Is Vitiligo Hereditary?
Many people with vitiligo find it difficult to form relationships and are concerned about the possibility of passing the disease on to their children. I was no exception. I met the man who became my husband during my post graduate teacher training course. It was very difficult for me to tell him about my vitiligo as I was convinced he would walk away To my amazement he asked me to marry him. We now have 2 children and two grandsons, none of whom have so far shown any signs vitiligo.

Everyday Life
During my pregnancies my vitiligo improved but after my second child the white patches began to spread more rapidly. My long, slim legs were affected, and my arms too. I was devastated. I stopped wearing short sleeves and no longer wore shorts in the summer. Holidays became a nightmare and I no longer enjoyed going to the beach with the children.

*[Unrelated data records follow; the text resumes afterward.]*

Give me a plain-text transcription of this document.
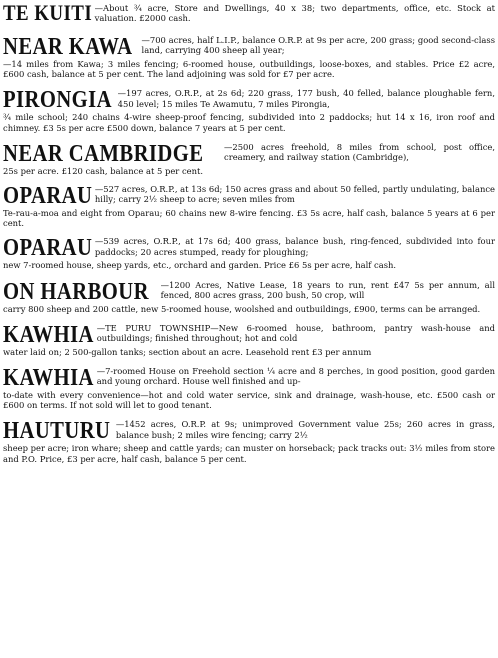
TE KUITI —About ¾ acre, Store and Dwellings, 40 x 38; two departments, office, etc. Stock at valuation. £2000 cash.
NEAR KAWA —700 acres, half L.I.P., balance O.R.P. at 9s per acre, 200 grass; good second-class land, carrying 400 sheep all year;
—14 miles from Kawa; 3 miles fencing; 6-roomed house, outbuildings, loose-boxes, and stables. Price £2 acre, £600 cash, balance at 5 per cent. The land adjoining was sold for £7 per acre.
PIRONGIA —197 acres, O.R.P., at 2s 6d; 220 grass, 177 bush, 40 felled, balance ploughable fern, 450 level; 15 miles Te Awamutu, 7 miles Pirongia,
¾ mile school; 240 chains 4-wire sheep-proof fencing, subdivided into 2 paddocks; hut 14 x 16, iron roof and chimney. £3 5s per acre £500 down, balance 7 years at 5 per cent.
NEAR CAMBRIDGE —2500 acres freehold, 8 miles from school, post office, creamery, and railway station (Cambridge),
25s per acre. £120 cash, balance at 5 per cent.
OPARAU —527 acres, O.R.P., at 13s 6d; 150 acres grass and about 50 felled, partly undulating, balance hilly; carry 2½ sheep to acre; seven miles from
Te-rau-a-moa and eight from Oparau; 60 chains new 8-wire fencing. £3 5s acre, half cash, balance 5 years at 6 per cent.
OPARAU —539 acres, O.R.P., at 17s 6d; 400 grass, balance bush, ring-fenced, subdivided into four paddocks; 20 acres stumped, ready for ploughing;
new 7-roomed house, sheep yards, etc., orchard and garden. Price £6 5s per acre, half cash.
ON HARBOUR —1200 Acres, Native Lease, 18 years to run, rent £47 5s per annum, all fenced, 800 acres grass, 200 bush, 50 crop, will
carry 800 sheep and 200 cattle, new 5-roomed house, woolshed and outbuildings, £900, terms can be arranged.
KAWHIA —TE PURU TOWNSHIP—New 6-roomed house, bathroom, pantry wash-house and outbuildings; finished throughout; hot and cold
water laid on; 2 500-gallon tanks; section about an acre. Leasehold rent £3 per annum
KAWHIA —7-roomed House on Freehold section ¼ acre and 8 perches, in good position, good garden and young orchard. House well finished and up-
to-date with every convenience—hot and cold water service, sink and drainage, wash-house, etc. £500 cash or £600 on terms. If not sold will let to good tenant.
HAUTURU —1452 acres, O.R.P. at 9s; unimproved Government value 25s; 260 acres in grass, balance bush; 2 miles wire fencing; carry 2½
sheep per acre; iron whare; sheep and cattle yards; can muster on horseback; pack tracks out: 3½ miles from store and P.O. Price, £3 per acre, half cash, balance 5 per cent.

I loved the sea but felt unattractive, exposed and vulnerable in a swimsuit. For more than 20 years I did not have a single item of clothing with short sleeves in my wardrobe.

The Importance of Support Networks: The Vitiligo Society
By the time I was in my mid-40s I was beginning to get depressed as the condition worsened. I felt panic- stricken at the thought of turning completely white. I had by this time given up teaching and was working as an academic librarian in a university. One day a psychology PhD student who had become a friend told me about a programme on the TV which was to change my life. It was about a Sri Lankan woman with Vitiligo who was setting up a patient support group for people with the disease. I went to the first meeting at St Thomas' hospital where I saw nearly 150 people with Vitiligo. This had a huge impact. I joined the committee pf what was then called the Vitiligo Group and later became Chairman of the Medical Research Committee.
In 1993 I took early retirement and threw myself wholeheartedly into the Vitiligo Society, which had become a national charity with a growing membership. I was elected Chairman and then began a whole new life, learning new skills, becoming the face of vitiligo on the media, raising the profile of the disease among health professionals, giving talks in the UK and abroad. This was a period in which my confidence and self esteem were raised; helping others also helped me. An important part of my coping is knowing as much as possible about the disease. I also came to believe passionately in patient involvement in health care and research which led me to join the Cochrane Collaboration Skin Group (www.nottingham.ac.uk/csg /index,htm). The dearth of good trials for vitiligo was of great concern. With the aim of
highlighting this and stimulating research I instigated and became lead author of the Cochrane systematic review of interventions for vitiligo published in January 2006 (Whitton M et al 2006).